Esta dimensión densa de lo invisible es la misma que mueve los hilos en la vida familiar, pero sobre todo a la madre de la familia. La cultura familiar nipona- al menos la más tradicional- es conocida por el escape a cualquier conflicto. Sin embargo, no hay olla a presión que aguante tanto calor y los pequeños reproches, las pequeñas venganzas tiñen todo. Esto puede encontrarse en el momento más intenso de la película, que es cuando Ryota le reprocha a su madre la invitación anual a la casa del niño (ya adulto) que Junpei salvó de las aguas. Tal personaje se caracteriza por lo gordo, ridículo y fracasado que es, algo que por un lado parece amargar más a la familia (“¿es por este imbécil que mi hijo di su vida?”) pero que en su desgracia parece haber un beneficio secundario sumamente necesario. Es ahí, cuando es enfrentada por su hijo, que la madre dice que por supuesto que sabe lo que está haciendo, pero que si no tiene nadie a quien odiar y hacer sentir mal, todo se dispara para cualquier lado.

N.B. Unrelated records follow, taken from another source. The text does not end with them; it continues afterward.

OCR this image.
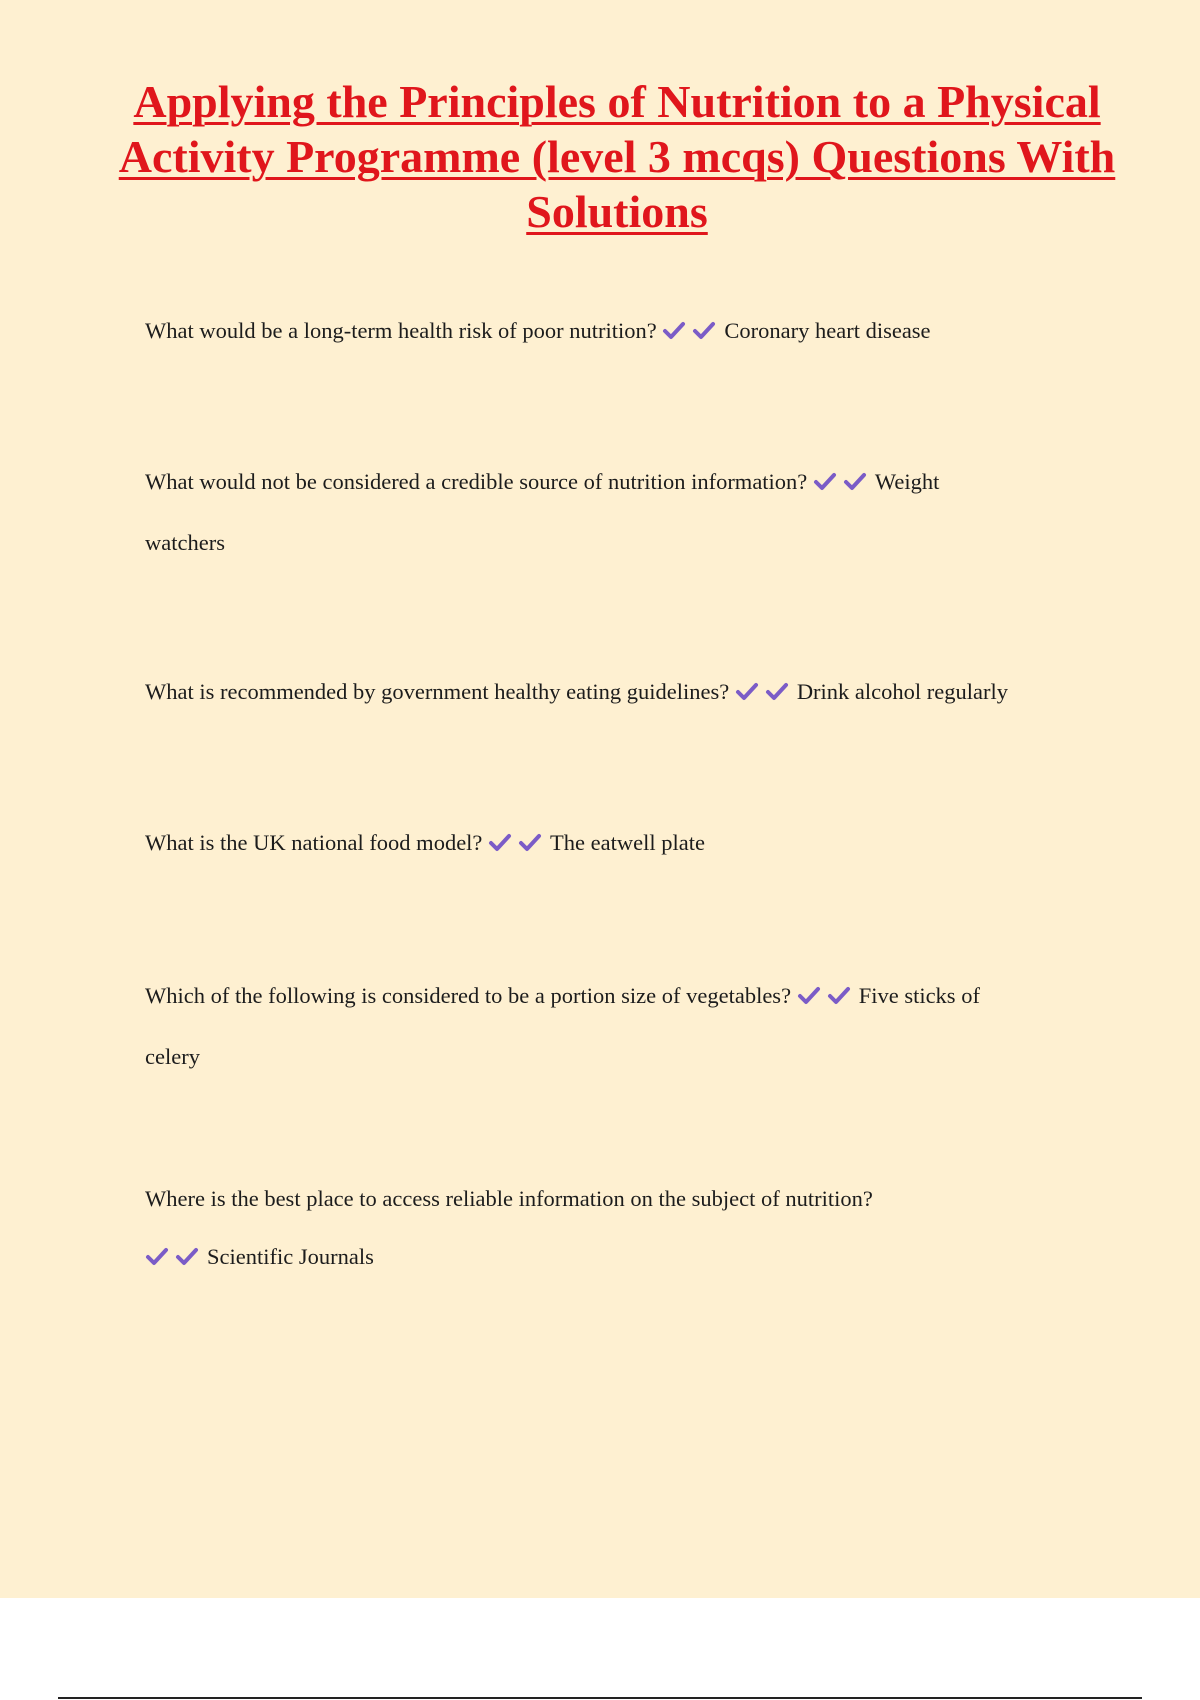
Applying the Principles of Nutrition to a Physical Activity Programme (level 3 mcqs) Questions With Solutions
What would be a long-term health risk of poor nutrition?	Coronary heart disease
What would not be considered a credible source of nutrition information?	Weight
watchers
What is recommended by government healthy eating guidelines?	Drink alcohol regularly
What is the UK national food model?	The eatwell plate
Which of the following is considered to be a portion size of vegetables?	Five sticks of
celery
Where is the best place to access reliable information on the subject of nutrition?
Scientific Journals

Una frase contundente de una película que parece navegar con gracia entre brumas, y que podría ser aún más redonda, si no fuera porque en su último tramo da demasiadas vueltas antes de llegar a orilla.

Publicado en La diaria el 13 de enero de 2011

Rompecabezas (Natalia Smirnoff, 2009)

La pieza faltante

La ópera prima de Natalia Smirnoff comienza engañando completamente al espectador. Vemos a María del Carmen (María Onetto), completamente exhausta, al borde del quebranto llevando platos y atendiendo a todos los invitados de una fiesta. En un momento va a buscar un plato para servir lo que parece ser un salchichón de chocolate y, al tropezarse, su esposo le echa un comentario irónico. Uno llena los espacios en blanco y ya piensa en la callada desesperación de una mujer intentando organizarle la fiesta a un esposo que no mueve ni un pelo, mientras disfruta con sus amigos, todavía dándose el lujo de hacerle un comentario inoportuno a su servidora. Sin embargo, acto seguido vemos a María del Carmen entrar a la cocina y sacar una torta con unas velitas conmemorando cincuenta años, y nos damos cuenta de que la misma fue hecha, justamente, para la verdadera homenajeada: ella.

La película engaña en otros sentidos, como el detalle de querer construir una película sobre el nido vacío, tentaciones de otros amores mediante, pero nunca retratando a un esposo completamente frío o estúpido –algo que le daría credenciales suficientes al espectador para identificarse fácilmente con cualquiera de los nuevos rumbos existenciales que se propusiera la mujer- sino a una persona bastante completa, con sus manías, sus pequeños ostracismos, pero a la vez una auténtica ternura. Smirnoff retrata a una mujer que, al llegar a los cincuenta se encuentra a sí misma comenzando a trastabillar en sus labores de madre –uno de sus hijos se quiere mudar, el otro es un pollerudo que se está mimetizando con todo lo que hace su novia, entre eso el veganismo, lo que lo lleva a ir rechazando los platos que le ofrece María del Carmen-, al tiempo que, tras un regalo trivial que recibe en el festejo antes mencionado, hace un hallazgo que le va a cambiar su vida: completar puzzles. Ahí es que, siguiendo la pista de un pedido de compañera para un campeonato de puzzles, conoce a un estilizado y adinerado veterano (Arturo Goetz), que la comenzará a instruir en tal mundo, cruzándose los cables a medida que comienza a erigir una doble vida en la que, por momentos, entra en cortocircuito su nueva pasión y su vida familiar.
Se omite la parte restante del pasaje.